Der libysche Diktator Gaddafi ist gestürzt. Der Kampf für Freiheit und Gerechtigkeit ist damit aber noch lange nicht beendet, meint Paul Grasse. Veröffentlichung aus marx21, Heft 22, September/Oktober 2011
Wie sich die Bilder gleichen: Jubelnde Massen auf dem größten Platz der Stadt, Freudenschreie, der Diktator ist gestürzt. Diesmal ist es nicht der Tahrir in Kairo, sondern der Märtyrer-Platz in Tripolis. Die Rebellen haben die libysche Hauptstadt im Handstreich genommen.

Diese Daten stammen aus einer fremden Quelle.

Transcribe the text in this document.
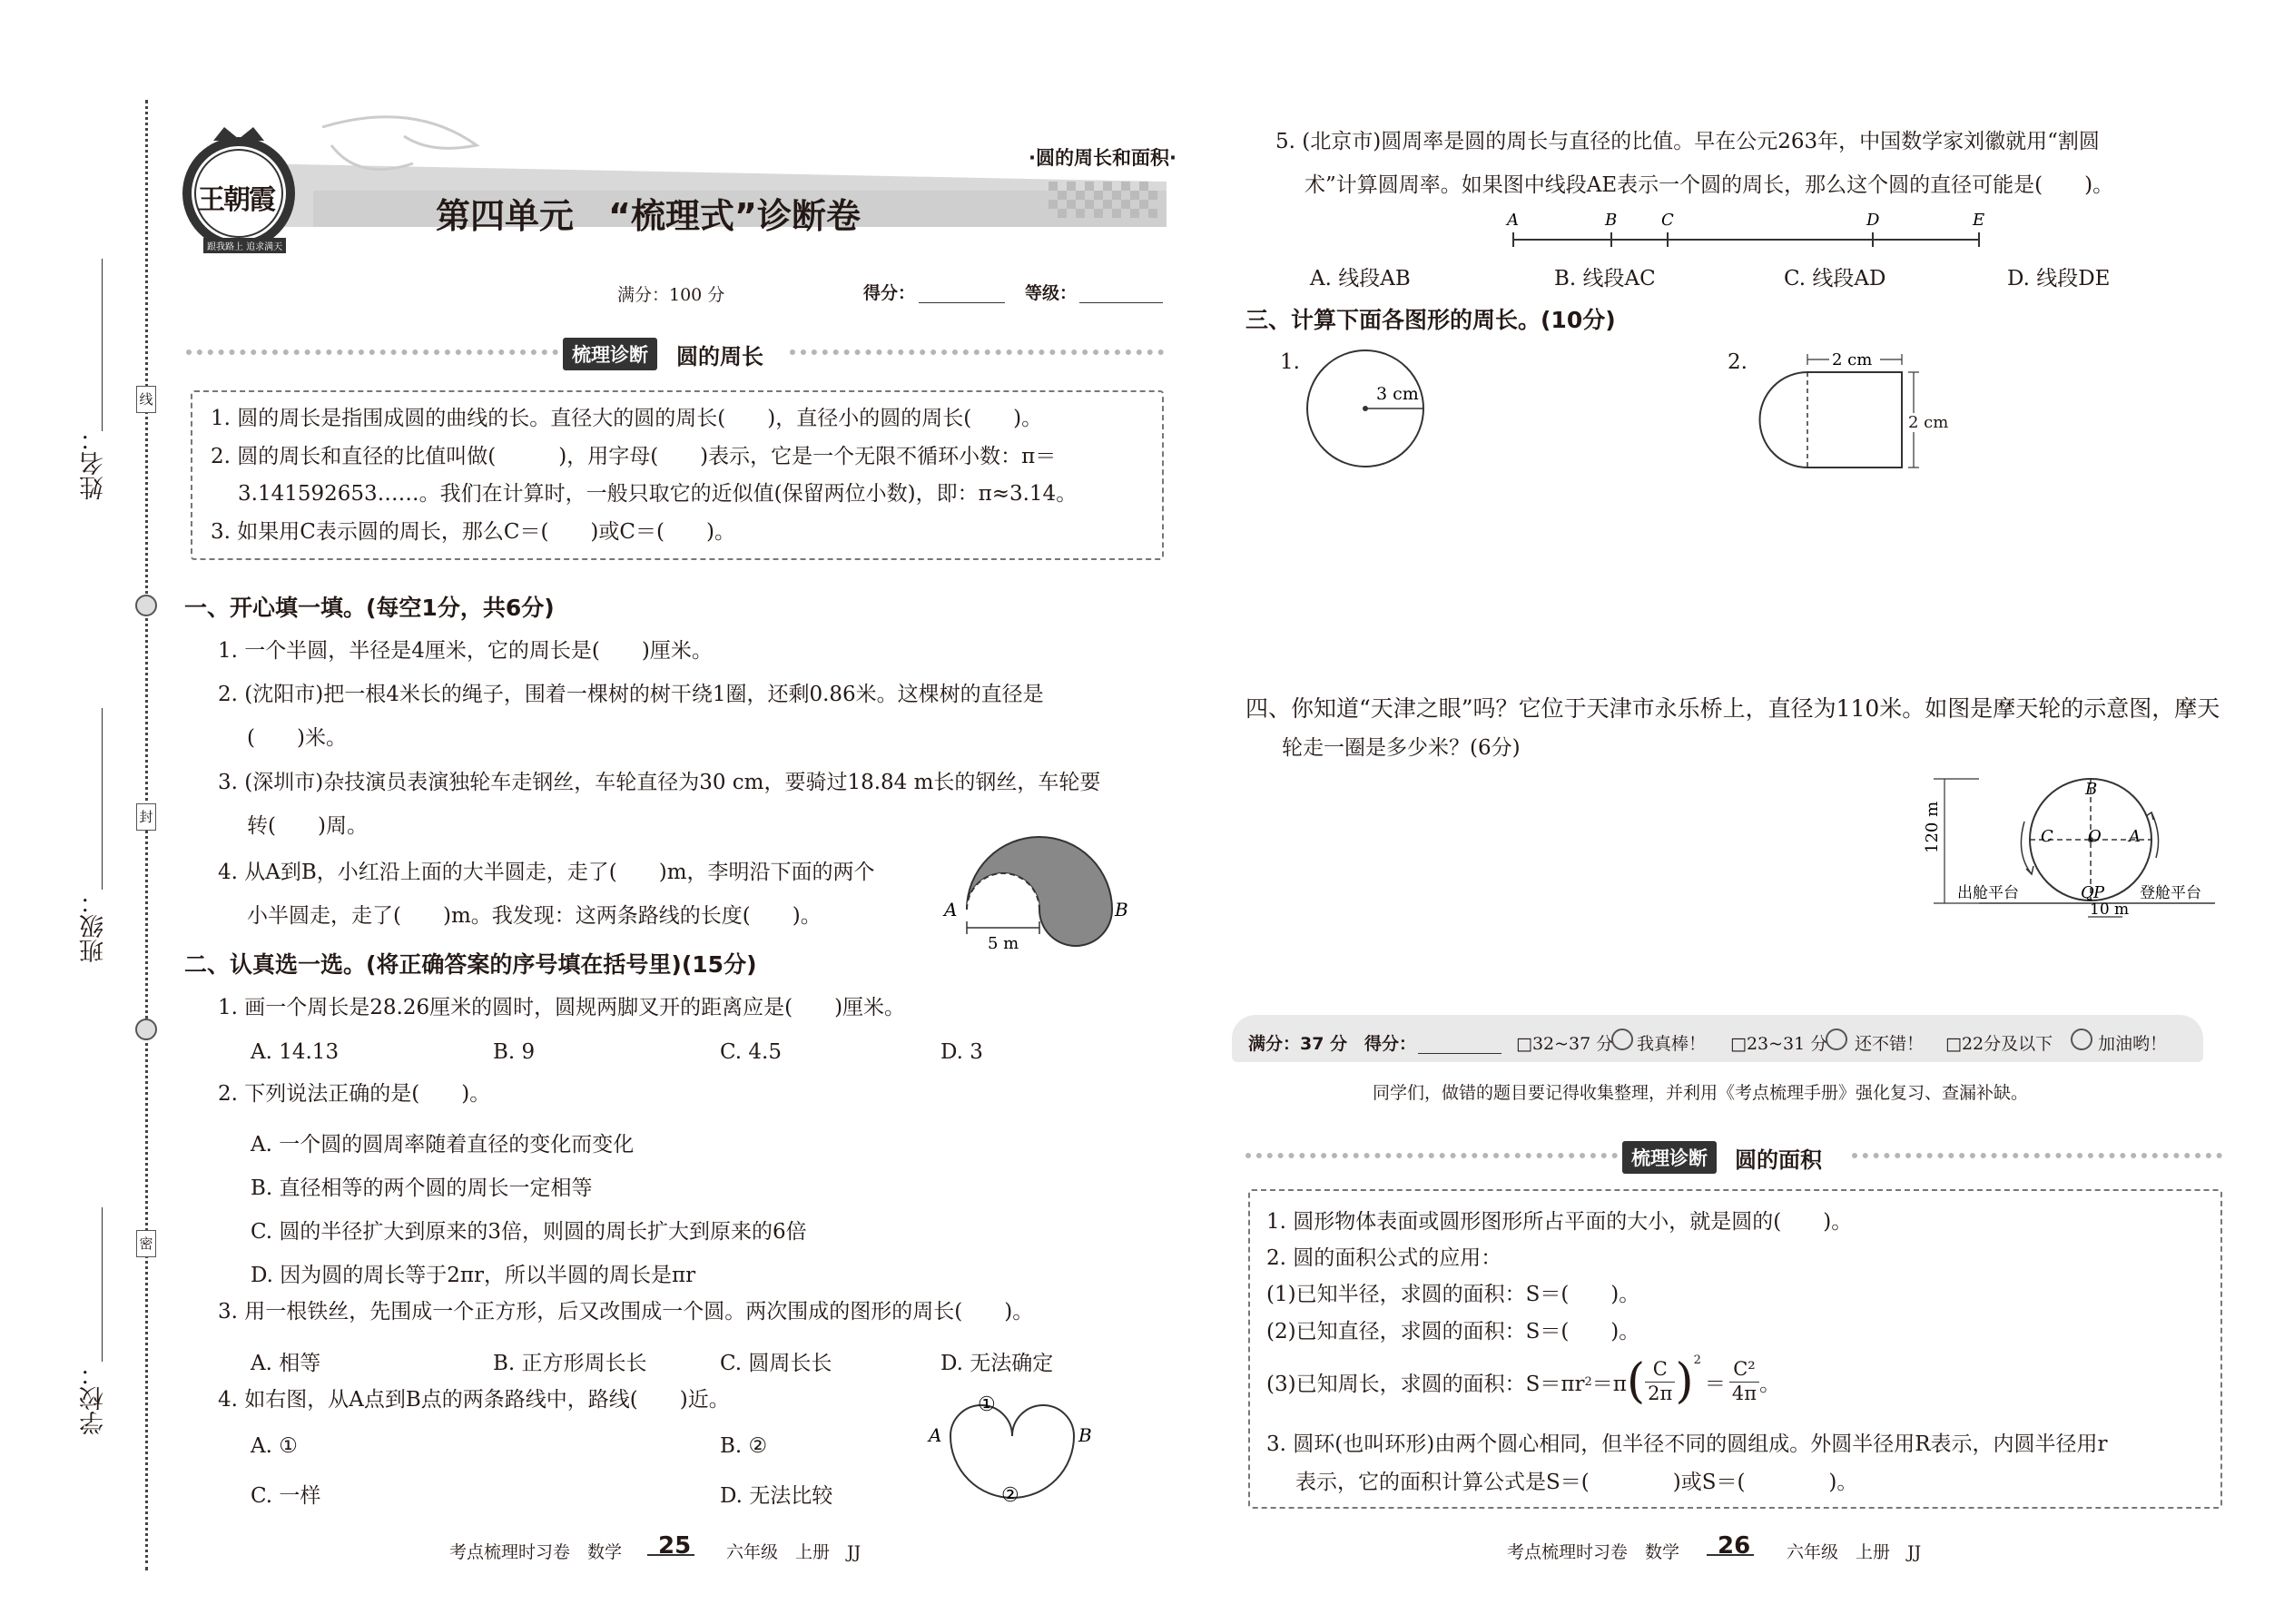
姓名：
班级：
学校：
线
封
密
王朝霞
跟我路上 追求满天
·圆的周长和面积·
第四单元　“梳理式”诊断卷
满分：100 分	得分：	等级：
梳理诊断	圆的周长
1. 圆的周长是指围成圆的曲线的长。直径大的圆的周长(　　)，直径小的圆的周长(　　)。
2. 圆的周长和直径的比值叫做(　　　)，用字母(　　)表示，它是一个无限不循环小数：π＝
3.141592653……。我们在计算时，一般只取它的近似值(保留两位小数)，即：π≈3.14。
3. 如果用C表示圆的周长，那么C＝(　　)或C＝(　　)。
一、开心填一填。(每空1分，共6分)
1. 一个半圆，半径是4厘米，它的周长是(　　)厘米。
2. (沈阳市)把一根4米长的绳子，围着一棵树的树干绕1圈，还剩0.86米。这棵树的直径是
(　　)米。
3. (深圳市)杂技演员表演独轮车走钢丝，车轮直径为30 cm，要骑过18.84 m长的钢丝，车轮要
转(　　)周。
4. 从A到B，小红沿上面的大半圆走，走了(　　)m，李明沿下面的两个
小半圆走，走了(　　)m。我发现：这两条路线的长度(　　)。	A	B
5 m
二、认真选一选。(将正确答案的序号填在括号里)(15分)
1. 画一个周长是28.26厘米的圆时，圆规两脚叉开的距离应是(　　)厘米。
A. 14.13	B. 9	C. 4.5	D. 3
2. 下列说法正确的是(　　)。
A. 一个圆的圆周率随着直径的变化而变化
B. 直径相等的两个圆的周长一定相等
C. 圆的半径扩大到原来的3倍，则圆的周长扩大到原来的6倍
D. 因为圆的周长等于2πr，所以半圆的周长是πr
3. 用一根铁丝，先围成一个正方形，后又改围成一个圆。两次围成的图形的周长(　　)。
A. 相等	B. 正方形周长长	C. 圆周长长	D. 无法确定
4. 如右图，从A点到B点的两条路线中，路线(　　)近。
A. ①	B. ②
C. 一样	D. 无法比较
A	B
①
②
考点梳理时习卷　数学 25 六年级　上册　JJ
5. (北京市)圆周率是圆的周长与直径的比值。早在公元263年，中国数学家刘徽就用“割圆
术”计算圆周率。如果图中线段AE表示一个圆的周长，那么这个圆的直径可能是(　　)。
A	B	C	D	E
A. 线段AB	B. 线段AC	C. 线段AD	D. 线段DE
三、计算下面各图形的周长。(10分)
1.
3 cm
2.	2 cm
2 cm
四、你知道“天津之眼”吗？它位于天津市永乐桥上，直径为110米。如图是摩天轮的示意图，摩天
轮走一圈是多少米？(6分)
120 m
B
C O A
Q P
出舱平台	登舱平台
10 m
满分：37 分 得分：	□32~37 分 我真棒！ □23~31 分 还不错！ □22分及以下	加油哟！
同学们，做错的题目要记得收集整理，并利用《考点梳理手册》强化复习、查漏补缺。
梳理诊断	圆的面积
1. 圆形物体表面或圆形图形所占平面的大小，就是圆的(　　)。
2. 圆的面积公式的应用：
(1)已知半径，求圆的面积：S＝(　　)。
(2)已知直径，求圆的面积：S＝(　　)。
(3)已知周长，求圆的面积：S＝πr 2 ＝π ( $\frac{C}{2\pi} )^2$
＝ $\frac{\text{C²}}{4\pi}$ 。
3. 圆环(也叫环形)由两个圆心相同，但半径不同的圆组成。外圆半径用R表示，内圆半径用r
表示，它的面积计算公式是S＝(　　　　)或S＝(　　　　)。
考点梳理时习卷　数学 26 六年级　上册　JJ
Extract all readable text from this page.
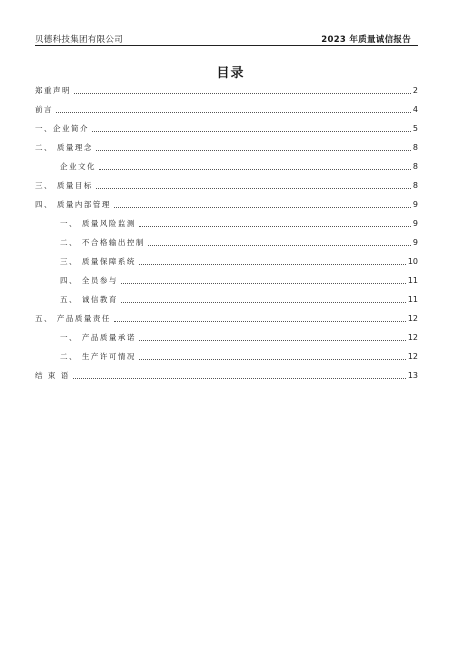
贝德科技集团有限公司	2023 年质量诚信报告
目录
郑重声明	2
前言	4
一、企业简介	5
二、 质量理念	8
企业文化	8
三、 质量目标	8
四、 质量内部管理	9
一、 质量风险监测	9
二、 不合格输出控制	9
三、 质量保障系统	10
四、 全员参与	11
五、 诚信教育	11
五、 产品质量责任	12
一、 产品质量承诺	12
二、 生产许可情况	12
结 束 语	13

Unterstützung erhielten sie dabei durch die Luftangriffe der NATO.
Bei Redaktionsschluss dieser marx21-Ausgabe wurde in einigen Orten Libyens zwar noch gekämpft, dennoch gibt es keinen Zweifel, dass die Rebellen den Bürgerkrieg gewinnen und Machthaber Muammar al-Gaddafi gestürzt ist. Kaum jemand wird Gaddafi eine Träne nachweinen. Über 40 Jahre lang regierte er Libyen mit eiserner Faust. Trotzdem darf man berechtigte Skepsis haben, ob nun die lang ersehnte Ära der Freiheit beginnt. Denn die libysche Revolution hat durch das Eingreifen der NATO ihren Charakter verändert. Was als ein Massenaufstand begann, endete als Militäroperation, die letztendlich durch die Feuerkraft der westlichen Truppen entschieden wurde. Anfangs wurde der Einsatz damit begründet, ein Massaker der Gaddafi-Truppen in der Rebellenhochburg Bengasi abwenden zu wollen. Er endete aber nicht mit der Abwehr der Gaddafi-Treuen vor der Hafenstadt, sondern wurde ausgeweitet, um den Sturz Gaddafis zu erreichen.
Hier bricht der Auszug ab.